J’ai reçu la semaine dernière un courrier de l’INSEE. Pour tout dire, j’ai un (tout petit) différend avec l’INSEE depuis quelques années, depuis ce beau jour de ma première rencontre avec une enquêtrice contractuelle. Je n’en dis pas plus, vu que le résumé de l’histoire est dans le courrier de réponse qui est reproduit ci-dessous.


Monsieur,

J’ai reçu ce jour un questionnaire relatif aux entreprises créées ou reprises en 2010. La réception de ce courrier m’amène à vous narrer une anecdote fort cocasse.

Il y a quelques années, j’ai reçu à mon domicile une enquêtrice de l’INSEE, qui était venue me voir pour une étude que vous meniez alors sur la consommation des ménages. Après quelques questions d’ordre général, je croyais en avoir fini. Que nenni ! Quelle ne fut pas ma surprise de me voir exposée alors la suite des événements auxquels j’étais appelé à participer : je devais pendant plusieurs semaines (un mois à mon souvenir) noter toutes mes dépenses, et de préférence ticket de caisse à l’appui !

Je me suis donc plié à ce rituel, et pendant un mois, ai collecté, organisé, archivé, collé dans un petit agenda tous mes tickets de caisse, ajoutant d’une écriture fine mais néanmoins assurée les quelques dépenses n’ayant pas fait l’objet de délivrance de ticket, et précisant même face aux prix des tickets, les articles qui leur correspondaient. J’ignore si vous vous êtes déjà plié à ce petit rituel, mais ce qui a été présenté comme un jeu par une enquêtrice peut vite devenir une lourde contrainte. C’est pourquoi je voyais arriver avec plaisir la fin de ce mois kafkaien !

J’ai alors appelé mon enquêtrice, et ai laissé sur sa boite vocale un message lui annonçant la bonne nouvelle : j’avais réussi, et mon méticuleux travail allait sans doute faire la joie d’un de vos analystes ; la France aurait un meilleur savoir de la consommation de ses ouailles, la crise était vaincue, le soleil brillait, tout était calme.

À ce jour, votre enquêtrice ne m’a toujours pas rappelé, et je crains avoir balancé mon petit agenda depuis fort longtemps. N’ayez crainte que ces informations ne tombent entre des mains malveillantes, j’ai le souvenir de l’avoir brulé, non sans l’avoir au préalable découpé en de tout petits morceaux et arrosé à l’acide.

C’est pourquoi vous comprendrez aisément que je ne puisse répondre de façon favorable à votre enquête auprès des entreprises créées ou reprises en 2010. J’aurais trop peur que ce courrier se perde entre mes bureaux et les vôtres, ou pire, qu’il tombe entre les mains de cette même enquêtrice malveillante.

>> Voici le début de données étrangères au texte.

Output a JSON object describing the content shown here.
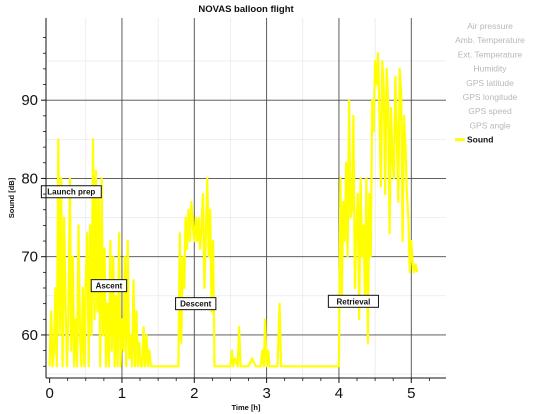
{
  "chart_data": {
    "type": "line",
    "title": "NOVAS balloon flight",
    "xlabel": "Time [h]",
    "ylabel": "Sound [dB]",
    "xlim": [
      -0.05,
      5.48
    ],
    "ylim": [
      54.5,
      100.5
    ],
    "x_ticks": [
      0,
      1,
      2,
      3,
      4,
      5
    ],
    "x_tick_labels": [
      "0",
      "1",
      "2",
      "3",
      "4",
      "5"
    ],
    "y_ticks": [
      60,
      70,
      80,
      90
    ],
    "y_tick_labels": [
      "60",
      "70",
      "80",
      "90"
    ],
    "grid": true,
    "legend_position": "right",
    "legend": [
      {
        "label": "Air pressure",
        "active": false
      },
      {
        "label": "Amb. Temperature",
        "active": false
      },
      {
        "label": "Ext. Temperature",
        "active": false
      },
      {
        "label": "Humidity",
        "active": false
      },
      {
        "label": "GPS latitude",
        "active": false
      },
      {
        "label": "GPS longitude",
        "active": false
      },
      {
        "label": "GPS speed",
        "active": false
      },
      {
        "label": "GPS angle",
        "active": false
      },
      {
        "label": "Sound",
        "active": true,
        "color": "#ffff00"
      }
    ],
    "annotations": [
      {
        "text": "Launch prep",
        "x": 0.3,
        "y": 78.3
      },
      {
        "text": "Ascent",
        "x": 0.82,
        "y": 66.3
      },
      {
        "text": "Descent",
        "x": 2.02,
        "y": 64.0
      },
      {
        "text": "Retrieval",
        "x": 4.2,
        "y": 64.3
      }
    ],
    "series": [
      {
        "name": "Sound",
        "color": "#ffff00",
        "x": [
          0.0,
          0.02,
          0.04,
          0.06,
          0.08,
          0.1,
          0.12,
          0.14,
          0.16,
          0.18,
          0.2,
          0.22,
          0.24,
          0.26,
          0.28,
          0.3,
          0.32,
          0.34,
          0.36,
          0.38,
          0.4,
          0.42,
          0.44,
          0.46,
          0.48,
          0.5,
          0.52,
          0.54,
          0.56,
          0.58,
          0.6,
          0.62,
          0.64,
          0.66,
          0.68,
          0.7,
          0.72,
          0.74,
          0.76,
          0.78,
          0.8,
          0.82,
          0.84,
          0.86,
          0.88,
          0.9,
          0.92,
          0.94,
          0.96,
          0.98,
          1.0,
          1.02,
          1.04,
          1.06,
          1.08,
          1.1,
          1.12,
          1.14,
          1.16,
          1.18,
          1.2,
          1.22,
          1.24,
          1.26,
          1.28,
          1.3,
          1.32,
          1.34,
          1.36,
          1.38,
          1.4,
          1.42,
          1.44,
          1.46,
          1.48,
          1.5,
          1.52,
          1.54,
          1.56,
          1.58,
          1.6,
          1.62,
          1.64,
          1.66,
          1.68,
          1.7,
          1.72,
          1.74,
          1.76,
          1.78,
          1.8,
          1.82,
          1.84,
          1.86,
          1.88,
          1.9,
          1.92,
          1.94,
          1.96,
          1.98,
          2.0,
          2.02,
          2.04,
          2.06,
          2.08,
          2.1,
          2.12,
          2.14,
          2.16,
          2.18,
          2.2,
          2.22,
          2.24,
          2.26,
          2.28,
          2.3,
          2.35,
          2.4,
          2.45,
          2.5,
          2.52,
          2.54,
          2.56,
          2.6,
          2.62,
          2.64,
          2.66,
          2.7,
          2.75,
          2.8,
          2.85,
          2.9,
          2.92,
          2.94,
          2.96,
          2.98,
          3.0,
          3.02,
          3.04,
          3.1,
          3.15,
          3.18,
          3.2,
          3.22,
          3.3,
          3.4,
          3.5,
          3.6,
          3.7,
          3.8,
          3.9,
          4.0,
          4.02,
          4.04,
          4.06,
          4.08,
          4.1,
          4.12,
          4.14,
          4.16,
          4.18,
          4.2,
          4.22,
          4.24,
          4.26,
          4.28,
          4.3,
          4.32,
          4.34,
          4.36,
          4.38,
          4.4,
          4.42,
          4.44,
          4.46,
          4.48,
          4.5,
          4.52,
          4.54,
          4.56,
          4.58,
          4.6,
          4.62,
          4.64,
          4.66,
          4.68,
          4.7,
          4.72,
          4.74,
          4.76,
          4.78,
          4.8,
          4.82,
          4.84,
          4.86,
          4.88,
          4.9,
          4.92,
          4.94,
          4.96,
          4.98,
          5.0,
          5.02,
          5.04,
          5.06,
          5.08
        ],
        "values": [
          56,
          63,
          56,
          58,
          66,
          56,
          85,
          60,
          80,
          56,
          75,
          64,
          56,
          62,
          80,
          58,
          70,
          56,
          62,
          56,
          74,
          60,
          56,
          66,
          56,
          67,
          73,
          56,
          74,
          60,
          85,
          62,
          81,
          63,
          78,
          56,
          80,
          60,
          71,
          56,
          64,
          56,
          72,
          58,
          70,
          56,
          65,
          56,
          73,
          56,
          62,
          58,
          70,
          56,
          72,
          57,
          60,
          56,
          67,
          56,
          63,
          56,
          59,
          56,
          56,
          61,
          56,
          60,
          56,
          58,
          56,
          56,
          56,
          56,
          56,
          56,
          56,
          56,
          56,
          56,
          56,
          56,
          56,
          56,
          56,
          56,
          56,
          56,
          56,
          56,
          73,
          59,
          70,
          66,
          75,
          71,
          76,
          72,
          77,
          74,
          72,
          75,
          72,
          75,
          71,
          74,
          78,
          66,
          73,
          80,
          70,
          76,
          63,
          72,
          56,
          56,
          56,
          56,
          56,
          56,
          58,
          56,
          57,
          56,
          61,
          56,
          56,
          56,
          56,
          57,
          56,
          56,
          56,
          58,
          56,
          62,
          56,
          58,
          56,
          56,
          56,
          64,
          56,
          56,
          56,
          56,
          56,
          56,
          56,
          56,
          56,
          56,
          80,
          65,
          77,
          72,
          82,
          70,
          90,
          75,
          76,
          88,
          66,
          73,
          78,
          62,
          80,
          70,
          74,
          65,
          80,
          59,
          78,
          70,
          90,
          86,
          95,
          92,
          96,
          88,
          79,
          95,
          91,
          78,
          94,
          90,
          73,
          89,
          82,
          80,
          93,
          86,
          77,
          94,
          91,
          72,
          88,
          84,
          78,
          75,
          68,
          72,
          69,
          68,
          69,
          68
        ]
      }
    ]
  }
}
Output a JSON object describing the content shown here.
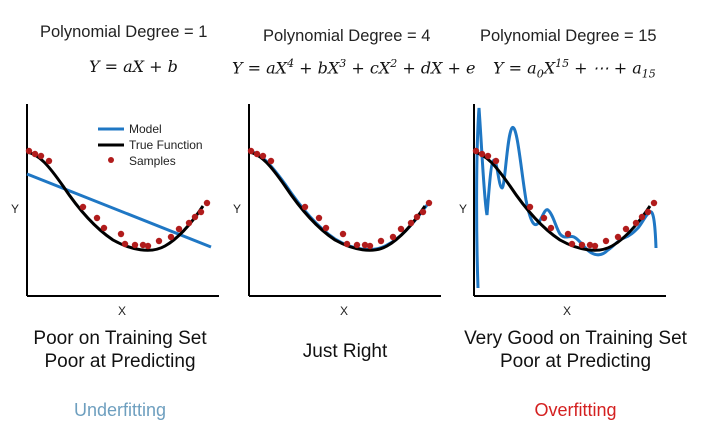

Car soyez-en persuadé, vous avez une traître dans vos locaux. Dieu seul sait comment seraient traitées les précieuses données dont vous me demandez la teneur.

Cependant, il faut bien trouver une solution, car vous avez bien voulu me rappeler discrêtement (en caractère gras, corps 72) à chaque page de votre courrier le caractère obligatoire de ma réponse. Il est donc hors de question que je m’y dérobe, et en plus que j’encoure l’application d’une amende administrative dont vous me menacez presque déjà.

Soyez persuadé que je ne refuse absolument pas de répondre à cette enquête. D’ailleurs, remplir votre questionnaire m’aurait pris bien moins de temps que de vous écrire cette longue lettre. Mais je pense qu’il faut que vous ayez bien conscience de ma probité dans cette affaire et des enjeux en cours. Aussi, je vous propose de m’envoyer votre enquêteur de confiance, votre « Eliot Ness » de l’INSEE, auquel je répondrai alors avec grand plaisir. Je mets à votre disposition mon secrétariat afin de convenir de ce rendez-vous à venir.

Espérant avoir œuvré dans l’intérêt de la France et de ses belles études statistiques, je vous prie d’agréer, Monsieur, l’expression de mes sentiments les meilleurs.